A Securities and Exchange Commission anunciou ontem que a empresa Intercontinental Exchange (ICE) concordou em pagar uma multa de US$ 10 milhões para liquidar as acusações de que impediu nove subsidiárias, incluindo a Nova Bolsa de Valores de York, de informar em tempo a SEC sobre uma intrusão cibernética, conforme exigido pelo Regulamento de Conformidade e Integridade dos Sistemas (Regulation SCI).
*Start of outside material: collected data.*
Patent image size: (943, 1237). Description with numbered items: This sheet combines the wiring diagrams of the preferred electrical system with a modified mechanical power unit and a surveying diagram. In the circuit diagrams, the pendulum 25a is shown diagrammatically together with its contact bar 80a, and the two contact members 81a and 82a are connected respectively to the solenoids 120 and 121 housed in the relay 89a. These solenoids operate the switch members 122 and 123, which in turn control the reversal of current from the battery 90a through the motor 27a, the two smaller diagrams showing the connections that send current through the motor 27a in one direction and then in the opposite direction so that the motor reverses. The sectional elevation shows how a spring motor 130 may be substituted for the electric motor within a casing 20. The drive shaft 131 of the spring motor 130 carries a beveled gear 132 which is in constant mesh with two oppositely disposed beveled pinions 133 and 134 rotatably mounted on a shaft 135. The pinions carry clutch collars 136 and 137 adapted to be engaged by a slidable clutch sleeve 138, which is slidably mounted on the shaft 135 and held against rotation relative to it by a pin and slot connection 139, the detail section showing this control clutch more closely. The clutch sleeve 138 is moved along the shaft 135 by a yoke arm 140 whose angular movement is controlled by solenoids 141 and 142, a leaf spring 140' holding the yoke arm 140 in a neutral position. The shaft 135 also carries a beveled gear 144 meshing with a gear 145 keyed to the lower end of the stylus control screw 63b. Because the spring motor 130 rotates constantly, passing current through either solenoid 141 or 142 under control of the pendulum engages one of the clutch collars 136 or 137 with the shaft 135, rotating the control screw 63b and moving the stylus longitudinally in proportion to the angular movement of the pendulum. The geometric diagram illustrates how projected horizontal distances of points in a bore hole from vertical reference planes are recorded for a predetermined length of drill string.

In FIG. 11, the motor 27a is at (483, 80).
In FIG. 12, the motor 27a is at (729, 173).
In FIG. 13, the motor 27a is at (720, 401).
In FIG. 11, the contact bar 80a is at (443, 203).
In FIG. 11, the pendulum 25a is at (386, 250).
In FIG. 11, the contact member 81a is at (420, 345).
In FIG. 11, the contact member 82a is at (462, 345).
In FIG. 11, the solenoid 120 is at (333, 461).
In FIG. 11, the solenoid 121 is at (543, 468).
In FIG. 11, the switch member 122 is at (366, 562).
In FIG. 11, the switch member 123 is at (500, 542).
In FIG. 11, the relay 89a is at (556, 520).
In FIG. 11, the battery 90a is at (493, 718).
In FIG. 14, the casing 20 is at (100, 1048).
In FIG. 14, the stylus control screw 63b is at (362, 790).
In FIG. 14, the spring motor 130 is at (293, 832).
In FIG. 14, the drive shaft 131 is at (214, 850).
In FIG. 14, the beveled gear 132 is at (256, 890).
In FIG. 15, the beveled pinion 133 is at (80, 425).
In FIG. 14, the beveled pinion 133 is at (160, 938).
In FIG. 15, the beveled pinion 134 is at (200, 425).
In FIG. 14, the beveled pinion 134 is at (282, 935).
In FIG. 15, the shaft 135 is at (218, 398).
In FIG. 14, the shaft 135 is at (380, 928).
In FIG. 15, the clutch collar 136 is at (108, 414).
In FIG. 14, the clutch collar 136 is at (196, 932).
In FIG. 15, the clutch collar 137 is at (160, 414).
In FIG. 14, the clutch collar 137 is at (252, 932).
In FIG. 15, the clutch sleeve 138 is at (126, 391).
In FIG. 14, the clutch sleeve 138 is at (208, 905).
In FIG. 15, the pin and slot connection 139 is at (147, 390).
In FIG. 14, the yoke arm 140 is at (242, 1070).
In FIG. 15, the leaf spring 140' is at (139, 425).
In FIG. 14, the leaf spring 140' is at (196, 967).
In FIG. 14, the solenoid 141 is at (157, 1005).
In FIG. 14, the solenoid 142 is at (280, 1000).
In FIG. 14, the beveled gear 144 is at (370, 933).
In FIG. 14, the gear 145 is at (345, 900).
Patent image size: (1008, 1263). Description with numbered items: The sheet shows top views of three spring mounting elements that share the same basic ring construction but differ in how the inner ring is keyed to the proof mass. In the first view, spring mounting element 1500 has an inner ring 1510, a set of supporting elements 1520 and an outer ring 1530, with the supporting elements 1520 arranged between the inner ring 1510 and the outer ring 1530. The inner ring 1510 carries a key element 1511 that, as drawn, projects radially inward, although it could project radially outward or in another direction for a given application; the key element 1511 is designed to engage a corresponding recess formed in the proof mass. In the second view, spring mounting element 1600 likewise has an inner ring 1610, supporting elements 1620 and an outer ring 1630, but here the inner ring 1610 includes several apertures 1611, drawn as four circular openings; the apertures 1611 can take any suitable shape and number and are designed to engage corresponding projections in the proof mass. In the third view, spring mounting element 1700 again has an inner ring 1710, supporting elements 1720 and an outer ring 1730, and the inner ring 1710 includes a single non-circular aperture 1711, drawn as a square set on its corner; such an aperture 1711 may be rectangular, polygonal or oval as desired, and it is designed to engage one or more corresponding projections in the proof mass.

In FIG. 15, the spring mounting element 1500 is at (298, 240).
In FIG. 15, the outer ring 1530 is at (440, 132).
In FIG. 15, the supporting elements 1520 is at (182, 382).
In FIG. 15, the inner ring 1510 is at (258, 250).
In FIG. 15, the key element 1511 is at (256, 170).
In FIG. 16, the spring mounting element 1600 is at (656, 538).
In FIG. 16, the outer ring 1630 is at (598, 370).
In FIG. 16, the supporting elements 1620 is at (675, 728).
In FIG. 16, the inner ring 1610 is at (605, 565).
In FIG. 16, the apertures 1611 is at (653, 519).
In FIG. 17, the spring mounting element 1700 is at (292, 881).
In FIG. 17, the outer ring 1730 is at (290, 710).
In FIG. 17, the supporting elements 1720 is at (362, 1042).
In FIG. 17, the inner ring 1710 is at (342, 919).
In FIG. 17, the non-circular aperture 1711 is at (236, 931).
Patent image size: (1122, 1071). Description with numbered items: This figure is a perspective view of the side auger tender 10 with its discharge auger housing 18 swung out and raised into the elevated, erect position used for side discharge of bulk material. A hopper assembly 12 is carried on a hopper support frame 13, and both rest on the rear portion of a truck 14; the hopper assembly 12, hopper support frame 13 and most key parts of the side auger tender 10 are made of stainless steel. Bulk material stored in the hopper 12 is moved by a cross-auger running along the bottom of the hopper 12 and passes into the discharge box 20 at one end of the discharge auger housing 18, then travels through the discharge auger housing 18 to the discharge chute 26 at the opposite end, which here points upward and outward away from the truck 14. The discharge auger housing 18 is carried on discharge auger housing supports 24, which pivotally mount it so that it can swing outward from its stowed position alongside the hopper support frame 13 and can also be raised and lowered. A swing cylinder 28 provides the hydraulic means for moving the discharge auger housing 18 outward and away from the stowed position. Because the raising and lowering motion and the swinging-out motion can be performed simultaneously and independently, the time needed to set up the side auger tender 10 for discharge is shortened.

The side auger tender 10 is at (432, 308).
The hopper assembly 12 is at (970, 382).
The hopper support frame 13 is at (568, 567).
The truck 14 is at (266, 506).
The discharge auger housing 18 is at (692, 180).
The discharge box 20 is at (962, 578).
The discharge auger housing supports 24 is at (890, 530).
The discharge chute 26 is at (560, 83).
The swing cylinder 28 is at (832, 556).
De acordo com a ordem da SEC, em abril de 2021, um terceiro informou ao ICE que o ICE foi potencialmente impactado por uma intrusão no sistema envolvendo uma vulnerabilidade até então desconhecida na rede privada virtual (VPN) do ICE. A ICE investigou e conseguiu determinar imediatamente que um agente de ameaça havia inserido código malicioso em um dispositivo VPN usado para acessar remotamente a rede corporativa da ICE. No entanto, a ordem da SEC conclui que o pessoal do ICE não notificou os funcionários jurídicos e de conformidade das subsidiárias do ICE sobre a intrusão durante vários dias, violando os procedimentos internos de relatório de incidentes cibernéticos do próprio ICE. Como resultado das falhas da ICE, essas subsidiárias não avaliaram adequadamente a intrusão para cumprir as suas obrigações de divulgação regulamentar independente ao abrigo do Regulamento SCI, que exigia que contactassem imediatamente o pessoal da SEC sobre a intrusão e fornecessem uma atualização no prazo de 24 horas, a menos que concluíssem imediatamente ou razoavelmente estimou que a intrusão teve ou não teria, ou teria um impacto de minimis, nas suas operações ou nos participantes no mercado.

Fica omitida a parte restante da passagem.